MedVision ad

financial ratios (1 Viewer)

Joined
Jan 24, 2004
Messages
2,907
Location
northern beaches
Gender
Male
HSC
2004
solvency- debt to equity ratio:

total liabilities / owner's equity

long term liabilities / shareholder's equity

Is there a difference between these two ratios?...coz they are both under solvency in two difference books
 

BillyMak

Silent majority
Joined
Aug 20, 2004
Messages
443
Location
Randwick
Gender
Male
HSC
2004
I think they are both the same ratio, however the second ratio would imply that you don't include current liabilities in the calculation....
 

superbird

Member
Joined
Feb 10, 2004
Messages
774
Location
sydney
Gender
Male
HSC
2004
same. the textbooks are all showing something different!!
i think in the HSC the marking criteria allows for multiple answers for the financial ratio questions due to the different formulas available (so my teacher tells me).
i find that the debt to equity ratio varies the most among textbooks. my textbook says long-term debt over shareholders equity, and the working captial ratio as current assets - current liabilities.
just to be safe, im gonna go with total liabilities/shareholders equity for the debt to equity one and current assets/current liabilities for the working captial ratio. i think thats rite :S
 

One Drone

New Member
Joined
Feb 9, 2004
Messages
6
Location
Richmond, NSW
long term liabilities / shareholder's equity - I've never seen this ratio ever and I doubt you will see a question that will require the use of it. The correct gearing/debt vs equity ratio is Total Liabilities / Owner's Equity. You are comparing what you have borrowed to the money that the owner has invested in the business.

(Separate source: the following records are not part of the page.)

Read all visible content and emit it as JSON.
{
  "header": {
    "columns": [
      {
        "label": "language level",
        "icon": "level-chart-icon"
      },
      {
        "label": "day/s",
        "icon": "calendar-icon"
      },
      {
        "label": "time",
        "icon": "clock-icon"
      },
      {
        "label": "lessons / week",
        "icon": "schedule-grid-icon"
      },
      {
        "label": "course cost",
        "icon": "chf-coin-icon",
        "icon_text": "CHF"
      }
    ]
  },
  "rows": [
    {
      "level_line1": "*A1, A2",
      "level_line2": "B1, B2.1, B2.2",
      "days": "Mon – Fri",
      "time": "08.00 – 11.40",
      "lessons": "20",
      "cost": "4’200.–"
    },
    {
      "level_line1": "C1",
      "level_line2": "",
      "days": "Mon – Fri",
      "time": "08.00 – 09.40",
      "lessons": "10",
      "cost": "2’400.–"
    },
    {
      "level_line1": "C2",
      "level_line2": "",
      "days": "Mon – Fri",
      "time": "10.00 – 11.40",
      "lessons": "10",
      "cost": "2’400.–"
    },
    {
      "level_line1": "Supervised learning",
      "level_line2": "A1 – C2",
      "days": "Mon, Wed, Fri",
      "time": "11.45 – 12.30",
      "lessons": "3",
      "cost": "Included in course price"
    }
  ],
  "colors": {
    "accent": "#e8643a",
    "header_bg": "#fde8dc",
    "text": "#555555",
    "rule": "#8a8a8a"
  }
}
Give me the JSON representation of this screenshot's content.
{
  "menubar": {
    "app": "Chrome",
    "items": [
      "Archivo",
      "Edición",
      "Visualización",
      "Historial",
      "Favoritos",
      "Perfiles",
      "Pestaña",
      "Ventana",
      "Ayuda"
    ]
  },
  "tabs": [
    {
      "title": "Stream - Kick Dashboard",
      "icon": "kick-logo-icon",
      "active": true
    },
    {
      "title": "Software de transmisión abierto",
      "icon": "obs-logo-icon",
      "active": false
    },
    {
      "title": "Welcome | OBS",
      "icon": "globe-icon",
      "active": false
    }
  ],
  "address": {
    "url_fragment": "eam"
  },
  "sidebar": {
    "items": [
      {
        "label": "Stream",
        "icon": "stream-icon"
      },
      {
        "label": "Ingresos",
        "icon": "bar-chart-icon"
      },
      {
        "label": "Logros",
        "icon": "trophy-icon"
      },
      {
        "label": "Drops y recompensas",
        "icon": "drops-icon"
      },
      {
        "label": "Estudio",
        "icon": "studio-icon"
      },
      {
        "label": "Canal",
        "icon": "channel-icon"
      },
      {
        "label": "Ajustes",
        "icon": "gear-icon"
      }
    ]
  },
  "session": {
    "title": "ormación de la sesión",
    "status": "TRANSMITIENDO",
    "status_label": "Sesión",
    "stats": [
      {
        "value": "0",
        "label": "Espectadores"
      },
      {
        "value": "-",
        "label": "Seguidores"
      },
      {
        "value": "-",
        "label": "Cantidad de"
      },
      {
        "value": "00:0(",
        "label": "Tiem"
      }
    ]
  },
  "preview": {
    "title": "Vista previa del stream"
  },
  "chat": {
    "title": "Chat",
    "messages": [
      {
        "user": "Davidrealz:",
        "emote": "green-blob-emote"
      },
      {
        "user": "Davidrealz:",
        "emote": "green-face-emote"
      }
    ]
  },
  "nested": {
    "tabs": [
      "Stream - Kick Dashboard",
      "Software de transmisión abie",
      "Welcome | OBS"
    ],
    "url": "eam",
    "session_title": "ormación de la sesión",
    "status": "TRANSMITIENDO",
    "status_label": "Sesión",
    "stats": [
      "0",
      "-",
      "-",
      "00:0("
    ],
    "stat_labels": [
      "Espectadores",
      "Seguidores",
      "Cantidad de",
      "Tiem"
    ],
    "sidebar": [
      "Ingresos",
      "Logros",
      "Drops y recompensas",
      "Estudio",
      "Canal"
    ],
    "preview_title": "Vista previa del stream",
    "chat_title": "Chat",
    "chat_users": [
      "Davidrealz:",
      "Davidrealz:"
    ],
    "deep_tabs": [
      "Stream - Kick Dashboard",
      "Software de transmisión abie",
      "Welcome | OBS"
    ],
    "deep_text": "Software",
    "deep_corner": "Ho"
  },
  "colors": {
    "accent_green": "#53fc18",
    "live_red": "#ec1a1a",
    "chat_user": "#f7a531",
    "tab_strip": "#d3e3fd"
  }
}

Long Term Liabilities only covers a portion of the 'borrowed' funds.. Remember that Current Liabilies also include things such as overdrafts etc.
 

superbird

Member
Joined
Feb 10, 2004
Messages
774
Location
sydney
Gender
Male
HSC
2004
correct.
btw its the Sykes HSC Business textbook which used long term liabilities/shareholders equity.
 

superbird

Member
Joined
Feb 10, 2004
Messages
774
Location
sydney
Gender
Male
HSC
2004
rang the hsc advice line. the correct formula is indeed total liabilities/owners equity.
im now concerned about the accounts receivable ratio.
my text book has accounts receiveable/average sales wen in fact its supposed to be sales/accounts receivable :/
 
Joined
Jan 24, 2004
Messages
2,907
Location
northern beaches
Gender
Male
HSC
2004
superbird said:
rang the hsc advice line. the correct formula is indeed total liabilities/owners equity.
so is that the gearing ratio?..or the debt to equity ratio?...or are they the same thing? -_-"
 

Seraph

Now You've done it.......
Joined
Sep 26, 2003
Messages
897
Gender
Male
HSC
N/A
Speaking of Financial ratio's

if my liquidity ratio was too high how oculd i fix this

all i acn think of is take out more investments (more loans)
or buy shares in another business
which are basically the same thing , TAKING OUT INVESTMENTS

i cant think of anythign else? what else can i do?
 
Joined
Jan 24, 2004
Messages
2,907
Location
northern beaches
Gender
Male
HSC
2004
- invest in capital to improve productivity -> but could lead to redundancy payments as capital replaces labour. alternatively, training and development of employees -> improve productivity and employee morale
- invest in share portfolio
- takeovers/mergers
- expand the business
 

Iron

Ecclesiastical Die-Hard
Joined
Jul 14, 2004
Messages
7,765
Gender
Male
HSC
2004
The gearing ratio wont be used will it? Because past papers have refered to the debt:equity as gearing a lot...
 

Seraph

Now You've done it.......
Joined
Sep 26, 2003
Messages
897
Gender
Male
HSC
N/A
ToO LaZy ^* said:
- invest in capital to improve productivity -> but could lead to redundancy payments as capital replaces labour. alternatively, training and development of employees -> improve productivity and employee morale
- invest in share portfolio
- takeovers/mergers
- expand the business
what, is that for the liquidity ratio???
wouldnt takeovers/mergers mean acquisiton of MORE ASSETS? same with expansion
that would hurt......
 
Joined
Jan 24, 2004
Messages
2,907
Location
northern beaches
Gender
Male
HSC
2004
Seraph said:
what, is that for the liquidity ratio???
wouldnt takeovers/mergers mean acquisiton of MORE ASSETS? same with expansion
that would hurt......
having high liquidity basically means that you have more than enough working capital which is just sitting there not 'working' for you. when you takeover/merge with another business, this capital is generating yet more revenue for you, so it is 'working' for you, but yes, you could say it is an extreme measure and should only be used as a last resort..same with expansion.